In case the 4th Circuit is similarly skeptical of the analogy between gun-owning cannabis consumers and drunken gun handlers, Bragdon and Nokes suggest that marijuana users also are similar to "lunatics" whom 19th century justices of the peace were authorized to "lock up" when they were deemed "dangerous to be permitted to go abroad." Lest you think that comparison is implausible, Bragdon and Nokes offer a quote from a pre-Bruen decision in which the U.S. Court of Appeals for the 7th Circuit upheld Section 922(g)(3): "Habitual drug abusers, like the mentally ill, are more likely to have difficulty exercising self-control, making it dangerous for them to possess deadly firearms."
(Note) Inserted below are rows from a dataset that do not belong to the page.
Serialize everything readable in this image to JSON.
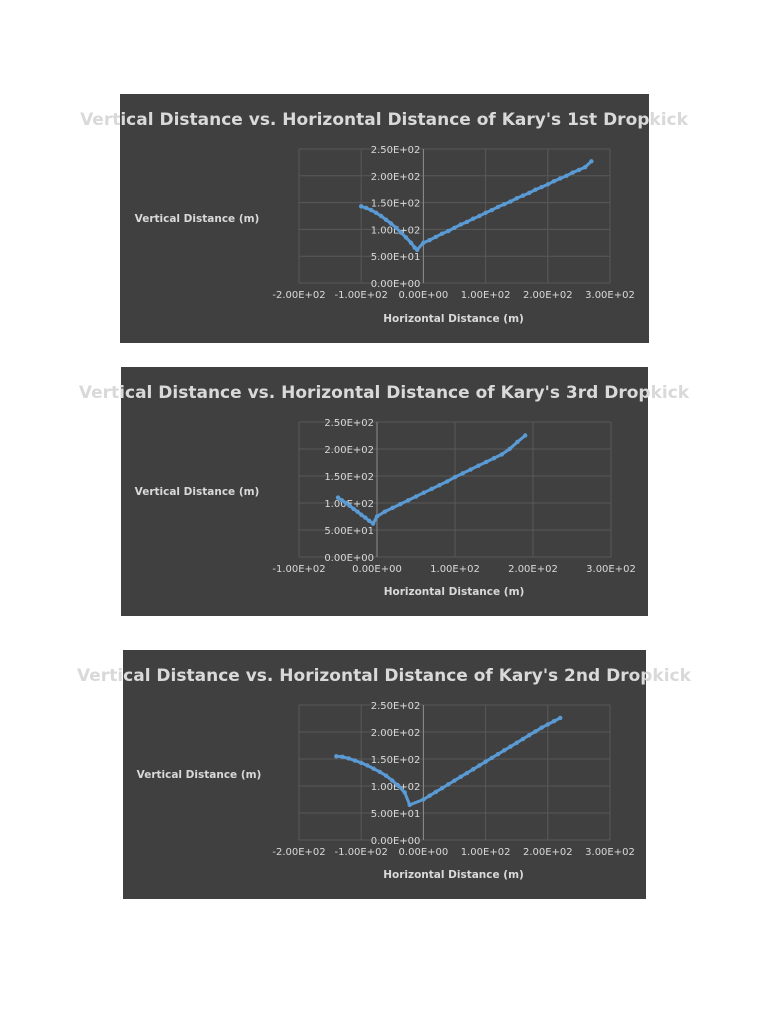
{
  "chart_data": [
    {
      "type": "scatter",
      "title": "Vertical Distance vs. Horizontal Distance of Kary's 1st Dropkick",
      "xlabel": "Horizontal Distance (m)",
      "ylabel": "Vertical Distance (m)",
      "xlim": [
        -200,
        300
      ],
      "ylim": [
        0,
        250
      ],
      "x_ticks": [
        -200,
        -100,
        0,
        100,
        200,
        300
      ],
      "y_ticks": [
        0,
        50,
        100,
        150,
        200,
        250
      ],
      "x_tick_labels": [
        "-2.00E+02",
        "-1.00E+02",
        "0.00E+00",
        "1.00E+02",
        "2.00E+02",
        "3.00E+02"
      ],
      "y_tick_labels": [
        "0.00E+00",
        "5.00E+01",
        "1.00E+02",
        "1.50E+02",
        "2.00E+02",
        "2.50E+02"
      ],
      "grid": true,
      "series_color": "#5b9bd5",
      "series": [
        {
          "x": [
            -100,
            -92,
            -84,
            -76,
            -68,
            -60,
            -52,
            -44,
            -36,
            -28,
            -20,
            -14,
            -10,
            0,
            10,
            20,
            30,
            40,
            50,
            60,
            70,
            80,
            90,
            100,
            110,
            120,
            130,
            140,
            150,
            160,
            170,
            180,
            190,
            200,
            210,
            220,
            230,
            240,
            250,
            260,
            270
          ],
          "y": [
            143,
            140,
            136,
            131,
            125,
            118,
            111,
            103,
            94,
            85,
            75,
            66,
            62,
            75,
            80,
            86,
            92,
            97,
            103,
            109,
            114,
            120,
            125,
            131,
            136,
            142,
            147,
            152,
            158,
            163,
            168,
            174,
            179,
            184,
            190,
            195,
            200,
            206,
            211,
            216,
            227
          ]
        }
      ]
    },
    {
      "type": "scatter",
      "title": "Vertical Distance vs. Horizontal Distance of Kary's 3rd Dropkick",
      "xlabel": "Horizontal Distance (m)",
      "ylabel": "Vertical Distance (m)",
      "xlim": [
        -100,
        300
      ],
      "ylim": [
        0,
        250
      ],
      "x_ticks": [
        -100,
        0,
        100,
        200,
        300
      ],
      "y_ticks": [
        0,
        50,
        100,
        150,
        200,
        250
      ],
      "x_tick_labels": [
        "-1.00E+02",
        "0.00E+00",
        "1.00E+02",
        "2.00E+02",
        "3.00E+02"
      ],
      "y_tick_labels": [
        "0.00E+00",
        "5.00E+01",
        "1.00E+02",
        "1.50E+02",
        "2.00E+02",
        "2.50E+02"
      ],
      "grid": true,
      "series_color": "#5b9bd5",
      "series": [
        {
          "x": [
            -50,
            -45,
            -40,
            -35,
            -30,
            -25,
            -20,
            -15,
            -10,
            -5,
            0,
            10,
            20,
            30,
            40,
            50,
            60,
            70,
            80,
            90,
            100,
            110,
            120,
            130,
            140,
            150,
            160,
            170,
            180,
            190
          ],
          "y": [
            110,
            105,
            100,
            95,
            89,
            84,
            78,
            73,
            67,
            62,
            75,
            84,
            91,
            98,
            105,
            112,
            119,
            126,
            133,
            140,
            148,
            155,
            162,
            169,
            176,
            183,
            190,
            200,
            213,
            225
          ]
        }
      ]
    },
    {
      "type": "scatter",
      "title": "Vertical Distance vs. Horizontal Distance of Kary's 2nd Dropkick",
      "xlabel": "Horizontal Distance (m)",
      "ylabel": "Vertical Distance (m)",
      "xlim": [
        -200,
        300
      ],
      "ylim": [
        0,
        250
      ],
      "x_ticks": [
        -200,
        -100,
        0,
        100,
        200,
        300
      ],
      "y_ticks": [
        0,
        50,
        100,
        150,
        200,
        250
      ],
      "x_tick_labels": [
        "-2.00E+02",
        "-1.00E+02",
        "0.00E+00",
        "1.00E+02",
        "2.00E+02",
        "3.00E+02"
      ],
      "y_tick_labels": [
        "0.00E+00",
        "5.00E+01",
        "1.00E+02",
        "1.50E+02",
        "2.00E+02",
        "2.50E+02"
      ],
      "grid": true,
      "series_color": "#5b9bd5",
      "series": [
        {
          "x": [
            -140,
            -130,
            -120,
            -110,
            -100,
            -90,
            -80,
            -70,
            -60,
            -50,
            -40,
            -30,
            -22,
            0,
            10,
            20,
            30,
            40,
            50,
            60,
            70,
            80,
            90,
            100,
            110,
            120,
            130,
            140,
            150,
            160,
            170,
            180,
            190,
            200,
            210,
            220
          ],
          "y": [
            155,
            154,
            151,
            147,
            143,
            138,
            132,
            126,
            119,
            110,
            100,
            88,
            65,
            75,
            82,
            89,
            96,
            103,
            110,
            117,
            124,
            131,
            138,
            145,
            152,
            159,
            166,
            173,
            180,
            187,
            194,
            201,
            208,
            214,
            220,
            226
          ]
        }
      ]
    }
  ]
}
This argument rehashes the claim that "drug users may mishandle firearms," which is equally applicable to drinkers. In both cases, the issue is how people tend to behave when they are intoxicated, and Section 922(g)(3) goes far beyond that situation.

'Deemed Dangerous'

Finally, Bragdon and Nokes argue that "Section 922(g)(3) is analogous to the tradition
of disarming dangerous individuals," such as "individuals who carried [guns] in a manner that spread fear or terror." Are laws against such menacing behavior "relevantly similar" to a law that says anyone who occasionally relaxes with a few puffs of marijuana may not receive or possess guns? Bragdon and Nokes think so.

"Other early statutes disarmed entire groups deemed dangerous or untrustworthy," the brief notes. Bragdon and Nokes mention "those who refused to swear allegiance to the colony or the Revolution's cause." In other cases, the government's lawyers have noted that early statutes likewise disarmed Native Americans and black people. Although "these laws likely would not pass constitutional muster today," Bragdon and Nokes say, "they remain instructive" because they "demonstrate that the Second Amendment was not historically understood to pose an obstacle to disarming, as a class, certain persons deemed dangerous."

That is one way to look at it. One might also view such loathsome laws as a lesson in what can happen when legislators are free to disarm "entire groups" they deem "dangerous or untrustworthy," whether or not there is any rational basis for that judgment.

Although it may seem like I am picking on Bragdon and Nokes, their arguments reflect the position that the Justice Department has taken in one case after another. Again and again, the government's lawyers have argued that cannabis consumers are irresponsible, unvirtuous, dangerous, similar to "lunatics," and just one toke away from a murderous rampage.

That view is not just empirically unsupported and wildly implausible; it blatantly contradicts the president's avowed opposition to depriving people of their liberty "just for using or possessing marijuana." If Biden wants to persuade young voters who overwhelmingly oppose pot prohibition that he is on their side, reconsidering his reflexive defense of this odious gun law would be a good place to start.